Unsymmetrical nickel (PCN) pincer complexes with a benzothiazole side-arm: Synthesis, characterization and electrochemical properties

[Display omitted] •A benzothiazole (PCN) pincer ligand has been designed and synthesized in good yields.•The NiII complexes (PCN)NiBr and (PCN)NiF show a peculiar electrochemical behavior.•“Green” complex activation through external currents is a promising perspective. The newly prepared unsymmetrical pincer ligand with a benzothiazole side-arm 2-(3-((di-tert-butylphosphino)methyl)phenoxy)benzo[d]thiazole [BzTz(H)PCN] has been reacted with anhydrous NiBr2 to get the corresponding NiII square planar bromo complex (BzTzPCN)NiBr (1) after HBr elimination and CH activation on the pincer central phenyl ring.
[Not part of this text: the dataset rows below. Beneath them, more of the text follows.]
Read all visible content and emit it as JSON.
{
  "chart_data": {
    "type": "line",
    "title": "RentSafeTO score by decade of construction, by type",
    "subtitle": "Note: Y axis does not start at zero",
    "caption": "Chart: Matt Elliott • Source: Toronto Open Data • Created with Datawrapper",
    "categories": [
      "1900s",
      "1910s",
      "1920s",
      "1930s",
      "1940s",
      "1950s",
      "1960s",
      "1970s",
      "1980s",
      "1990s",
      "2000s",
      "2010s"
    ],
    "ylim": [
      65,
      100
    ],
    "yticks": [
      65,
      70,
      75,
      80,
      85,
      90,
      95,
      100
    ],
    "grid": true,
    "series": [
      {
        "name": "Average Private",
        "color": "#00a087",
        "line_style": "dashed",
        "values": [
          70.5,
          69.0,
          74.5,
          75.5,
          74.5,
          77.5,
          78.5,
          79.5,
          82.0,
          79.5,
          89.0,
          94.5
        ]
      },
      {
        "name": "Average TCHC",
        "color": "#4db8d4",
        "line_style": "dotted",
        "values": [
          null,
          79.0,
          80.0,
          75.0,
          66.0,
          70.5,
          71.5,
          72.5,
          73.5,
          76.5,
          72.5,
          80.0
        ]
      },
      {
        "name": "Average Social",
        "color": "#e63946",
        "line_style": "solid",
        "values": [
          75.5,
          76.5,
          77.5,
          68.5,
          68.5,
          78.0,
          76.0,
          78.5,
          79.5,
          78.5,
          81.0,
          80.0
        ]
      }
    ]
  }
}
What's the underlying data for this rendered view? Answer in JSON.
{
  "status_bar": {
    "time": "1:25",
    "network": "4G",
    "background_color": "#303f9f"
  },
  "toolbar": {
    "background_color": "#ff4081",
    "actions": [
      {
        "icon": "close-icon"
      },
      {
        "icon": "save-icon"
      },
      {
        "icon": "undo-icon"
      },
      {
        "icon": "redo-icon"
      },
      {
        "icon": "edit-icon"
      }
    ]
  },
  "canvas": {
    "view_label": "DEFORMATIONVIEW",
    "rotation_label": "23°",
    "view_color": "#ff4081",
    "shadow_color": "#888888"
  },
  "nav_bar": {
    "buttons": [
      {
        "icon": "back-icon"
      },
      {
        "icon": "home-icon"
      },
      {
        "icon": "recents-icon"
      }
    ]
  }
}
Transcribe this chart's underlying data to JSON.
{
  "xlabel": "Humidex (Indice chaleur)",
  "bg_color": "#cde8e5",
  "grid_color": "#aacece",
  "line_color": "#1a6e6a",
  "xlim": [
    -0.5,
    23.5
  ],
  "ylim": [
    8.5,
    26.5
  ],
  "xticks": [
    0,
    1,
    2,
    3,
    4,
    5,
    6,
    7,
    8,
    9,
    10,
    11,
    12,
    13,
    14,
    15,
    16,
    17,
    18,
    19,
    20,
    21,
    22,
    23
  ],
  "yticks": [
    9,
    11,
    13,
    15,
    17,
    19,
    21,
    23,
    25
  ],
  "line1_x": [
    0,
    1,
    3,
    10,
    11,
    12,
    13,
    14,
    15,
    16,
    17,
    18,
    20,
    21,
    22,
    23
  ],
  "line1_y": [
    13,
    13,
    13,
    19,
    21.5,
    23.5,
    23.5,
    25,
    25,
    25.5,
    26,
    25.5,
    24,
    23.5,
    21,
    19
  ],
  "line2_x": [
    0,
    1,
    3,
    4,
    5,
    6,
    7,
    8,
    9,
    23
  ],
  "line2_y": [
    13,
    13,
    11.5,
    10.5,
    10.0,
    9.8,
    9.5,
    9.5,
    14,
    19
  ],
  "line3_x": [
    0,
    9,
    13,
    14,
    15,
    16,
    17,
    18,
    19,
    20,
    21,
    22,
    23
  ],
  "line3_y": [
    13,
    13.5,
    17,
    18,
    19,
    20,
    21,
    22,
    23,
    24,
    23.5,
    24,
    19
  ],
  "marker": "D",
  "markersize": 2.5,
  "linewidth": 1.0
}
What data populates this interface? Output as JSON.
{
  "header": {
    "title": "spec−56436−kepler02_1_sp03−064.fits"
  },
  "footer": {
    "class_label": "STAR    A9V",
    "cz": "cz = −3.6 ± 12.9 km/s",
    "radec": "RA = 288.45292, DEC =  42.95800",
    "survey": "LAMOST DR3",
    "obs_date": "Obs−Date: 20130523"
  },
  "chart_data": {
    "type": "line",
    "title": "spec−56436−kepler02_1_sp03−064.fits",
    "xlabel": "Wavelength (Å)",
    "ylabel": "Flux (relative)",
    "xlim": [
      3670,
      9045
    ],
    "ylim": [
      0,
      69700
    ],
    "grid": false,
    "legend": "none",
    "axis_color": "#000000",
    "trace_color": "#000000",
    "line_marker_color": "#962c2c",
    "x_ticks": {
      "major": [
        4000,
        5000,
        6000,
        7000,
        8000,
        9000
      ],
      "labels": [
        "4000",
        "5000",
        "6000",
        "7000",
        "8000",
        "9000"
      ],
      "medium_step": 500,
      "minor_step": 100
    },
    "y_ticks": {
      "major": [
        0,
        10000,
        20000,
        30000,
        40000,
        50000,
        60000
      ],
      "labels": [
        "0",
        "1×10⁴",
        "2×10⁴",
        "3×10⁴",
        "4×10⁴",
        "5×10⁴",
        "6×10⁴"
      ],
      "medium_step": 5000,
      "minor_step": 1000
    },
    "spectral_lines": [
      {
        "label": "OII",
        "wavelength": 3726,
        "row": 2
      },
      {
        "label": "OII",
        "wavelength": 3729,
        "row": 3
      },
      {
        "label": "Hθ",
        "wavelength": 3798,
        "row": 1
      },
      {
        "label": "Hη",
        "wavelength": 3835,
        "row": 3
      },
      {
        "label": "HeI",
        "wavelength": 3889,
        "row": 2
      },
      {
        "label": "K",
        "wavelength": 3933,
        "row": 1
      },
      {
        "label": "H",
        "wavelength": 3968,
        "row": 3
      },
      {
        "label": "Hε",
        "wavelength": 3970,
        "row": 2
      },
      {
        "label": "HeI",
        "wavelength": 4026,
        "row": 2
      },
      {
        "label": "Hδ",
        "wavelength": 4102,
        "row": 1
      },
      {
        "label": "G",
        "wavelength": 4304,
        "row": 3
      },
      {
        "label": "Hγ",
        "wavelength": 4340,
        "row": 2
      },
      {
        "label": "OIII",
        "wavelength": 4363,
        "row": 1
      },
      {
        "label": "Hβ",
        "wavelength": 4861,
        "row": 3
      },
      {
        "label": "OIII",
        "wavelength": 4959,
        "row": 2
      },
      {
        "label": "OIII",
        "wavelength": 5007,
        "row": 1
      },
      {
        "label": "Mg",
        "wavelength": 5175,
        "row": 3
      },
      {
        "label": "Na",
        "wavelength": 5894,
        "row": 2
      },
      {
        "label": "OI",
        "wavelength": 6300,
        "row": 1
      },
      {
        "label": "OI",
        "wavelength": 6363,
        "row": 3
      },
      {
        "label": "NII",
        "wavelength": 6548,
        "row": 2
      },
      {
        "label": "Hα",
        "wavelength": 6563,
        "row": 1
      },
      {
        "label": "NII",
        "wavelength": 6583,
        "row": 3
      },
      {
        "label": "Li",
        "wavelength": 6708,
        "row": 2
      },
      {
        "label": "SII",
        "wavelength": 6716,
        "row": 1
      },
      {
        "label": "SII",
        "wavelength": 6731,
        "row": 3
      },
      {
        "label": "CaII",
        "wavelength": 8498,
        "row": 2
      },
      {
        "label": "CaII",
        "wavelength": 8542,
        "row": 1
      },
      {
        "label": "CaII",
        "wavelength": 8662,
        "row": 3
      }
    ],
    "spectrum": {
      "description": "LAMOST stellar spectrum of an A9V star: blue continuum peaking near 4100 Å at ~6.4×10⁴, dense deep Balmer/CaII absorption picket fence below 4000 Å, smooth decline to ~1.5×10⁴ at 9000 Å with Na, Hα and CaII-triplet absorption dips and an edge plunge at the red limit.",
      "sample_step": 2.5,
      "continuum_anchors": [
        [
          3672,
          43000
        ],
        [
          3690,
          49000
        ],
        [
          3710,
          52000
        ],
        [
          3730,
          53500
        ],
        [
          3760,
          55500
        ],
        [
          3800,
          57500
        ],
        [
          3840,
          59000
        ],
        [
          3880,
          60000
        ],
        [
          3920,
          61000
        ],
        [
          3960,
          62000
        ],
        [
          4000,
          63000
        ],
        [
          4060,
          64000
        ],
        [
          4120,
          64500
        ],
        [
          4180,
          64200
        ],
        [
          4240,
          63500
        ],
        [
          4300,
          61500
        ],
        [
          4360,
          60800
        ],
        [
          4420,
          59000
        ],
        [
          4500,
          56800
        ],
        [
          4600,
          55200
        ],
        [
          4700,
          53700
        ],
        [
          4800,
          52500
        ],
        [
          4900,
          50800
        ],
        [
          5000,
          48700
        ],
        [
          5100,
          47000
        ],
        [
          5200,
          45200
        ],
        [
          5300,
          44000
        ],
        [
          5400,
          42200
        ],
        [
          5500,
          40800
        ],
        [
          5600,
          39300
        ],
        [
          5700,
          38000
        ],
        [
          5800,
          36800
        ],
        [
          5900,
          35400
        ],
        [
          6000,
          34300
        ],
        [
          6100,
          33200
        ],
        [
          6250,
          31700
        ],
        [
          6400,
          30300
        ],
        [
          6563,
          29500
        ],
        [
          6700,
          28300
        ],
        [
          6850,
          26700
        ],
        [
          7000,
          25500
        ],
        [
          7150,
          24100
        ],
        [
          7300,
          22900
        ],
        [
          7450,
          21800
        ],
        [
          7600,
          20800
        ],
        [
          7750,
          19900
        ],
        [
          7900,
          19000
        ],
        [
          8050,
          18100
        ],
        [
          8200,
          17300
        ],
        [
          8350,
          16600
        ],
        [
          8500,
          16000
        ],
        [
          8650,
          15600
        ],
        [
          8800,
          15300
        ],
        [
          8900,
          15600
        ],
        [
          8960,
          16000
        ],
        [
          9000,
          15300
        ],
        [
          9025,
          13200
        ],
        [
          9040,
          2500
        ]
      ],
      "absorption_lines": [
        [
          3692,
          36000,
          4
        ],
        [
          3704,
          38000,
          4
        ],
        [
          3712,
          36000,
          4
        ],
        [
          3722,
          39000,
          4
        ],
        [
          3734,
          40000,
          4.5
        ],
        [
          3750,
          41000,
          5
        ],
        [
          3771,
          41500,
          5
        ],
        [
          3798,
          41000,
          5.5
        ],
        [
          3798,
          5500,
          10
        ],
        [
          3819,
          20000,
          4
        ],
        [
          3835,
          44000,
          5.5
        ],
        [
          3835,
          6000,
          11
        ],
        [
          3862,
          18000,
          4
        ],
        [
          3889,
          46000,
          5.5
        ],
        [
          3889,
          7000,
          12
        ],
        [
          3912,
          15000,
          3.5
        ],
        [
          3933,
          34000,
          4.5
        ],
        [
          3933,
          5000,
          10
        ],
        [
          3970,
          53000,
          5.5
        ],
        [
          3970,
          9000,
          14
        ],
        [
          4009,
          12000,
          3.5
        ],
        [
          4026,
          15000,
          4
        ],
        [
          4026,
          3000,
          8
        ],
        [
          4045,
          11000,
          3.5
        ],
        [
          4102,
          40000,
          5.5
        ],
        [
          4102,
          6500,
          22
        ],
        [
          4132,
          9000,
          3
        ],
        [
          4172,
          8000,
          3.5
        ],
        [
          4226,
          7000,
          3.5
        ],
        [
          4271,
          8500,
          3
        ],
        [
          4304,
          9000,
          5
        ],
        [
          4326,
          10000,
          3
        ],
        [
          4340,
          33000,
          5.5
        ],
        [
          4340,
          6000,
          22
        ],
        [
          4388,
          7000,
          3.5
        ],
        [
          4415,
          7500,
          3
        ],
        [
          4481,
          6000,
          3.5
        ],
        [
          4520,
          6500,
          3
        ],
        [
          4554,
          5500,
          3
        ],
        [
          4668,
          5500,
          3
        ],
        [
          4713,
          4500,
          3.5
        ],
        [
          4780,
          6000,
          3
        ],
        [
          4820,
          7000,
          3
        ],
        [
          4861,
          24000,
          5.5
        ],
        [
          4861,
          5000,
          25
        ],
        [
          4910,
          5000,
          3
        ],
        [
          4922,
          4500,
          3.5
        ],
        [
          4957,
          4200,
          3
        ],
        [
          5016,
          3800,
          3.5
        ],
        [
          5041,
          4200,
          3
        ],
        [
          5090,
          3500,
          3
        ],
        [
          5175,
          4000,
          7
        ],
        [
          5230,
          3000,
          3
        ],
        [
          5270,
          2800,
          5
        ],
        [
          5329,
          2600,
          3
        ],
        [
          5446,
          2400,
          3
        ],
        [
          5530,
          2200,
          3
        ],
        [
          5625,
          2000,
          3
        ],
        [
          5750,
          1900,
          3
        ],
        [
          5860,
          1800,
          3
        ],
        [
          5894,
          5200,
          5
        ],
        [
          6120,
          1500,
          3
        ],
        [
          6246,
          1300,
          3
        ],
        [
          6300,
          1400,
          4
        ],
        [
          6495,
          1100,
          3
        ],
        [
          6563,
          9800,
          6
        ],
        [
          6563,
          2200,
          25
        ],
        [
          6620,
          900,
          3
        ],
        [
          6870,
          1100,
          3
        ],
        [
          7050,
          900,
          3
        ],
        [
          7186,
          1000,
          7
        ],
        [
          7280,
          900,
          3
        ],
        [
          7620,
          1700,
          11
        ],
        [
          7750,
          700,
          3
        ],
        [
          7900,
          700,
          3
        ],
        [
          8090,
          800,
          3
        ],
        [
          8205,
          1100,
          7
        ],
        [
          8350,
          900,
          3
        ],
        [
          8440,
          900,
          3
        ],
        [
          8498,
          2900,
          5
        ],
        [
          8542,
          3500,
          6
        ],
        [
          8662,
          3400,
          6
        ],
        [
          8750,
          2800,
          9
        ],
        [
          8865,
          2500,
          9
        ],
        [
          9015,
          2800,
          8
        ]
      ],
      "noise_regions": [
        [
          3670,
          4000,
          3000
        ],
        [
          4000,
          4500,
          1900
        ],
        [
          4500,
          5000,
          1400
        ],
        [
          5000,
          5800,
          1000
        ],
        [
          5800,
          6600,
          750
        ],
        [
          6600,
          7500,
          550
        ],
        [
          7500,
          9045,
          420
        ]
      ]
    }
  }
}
Starting from 1, reaction with AgF in toluene or with AgBF4 in THF led to bromide abstraction and formation of the fluoro complex (BzTzPCN)NiF (2) and the ionic aquo species [(BzTzPCN)Ni(H2O)]BF4 (3), respectively. All species have been characterized in solution (multinuclear 1H, 13C{1H}, 31P{1H} and 11B NMR spectroscopy) and in the solid state (single-crystal X-ray diffraction analysis). Finally, comparative electrochemical measurements (CV and in situ EPR-spectroelectrochemistry) carried out on the halide complexes 1 and 2 revealed that the anodic oxidation process leads to the formation of stable NiIII species bearing a coordinated bromide ligand in case of 1 and a fluoride-free complex in case of 2.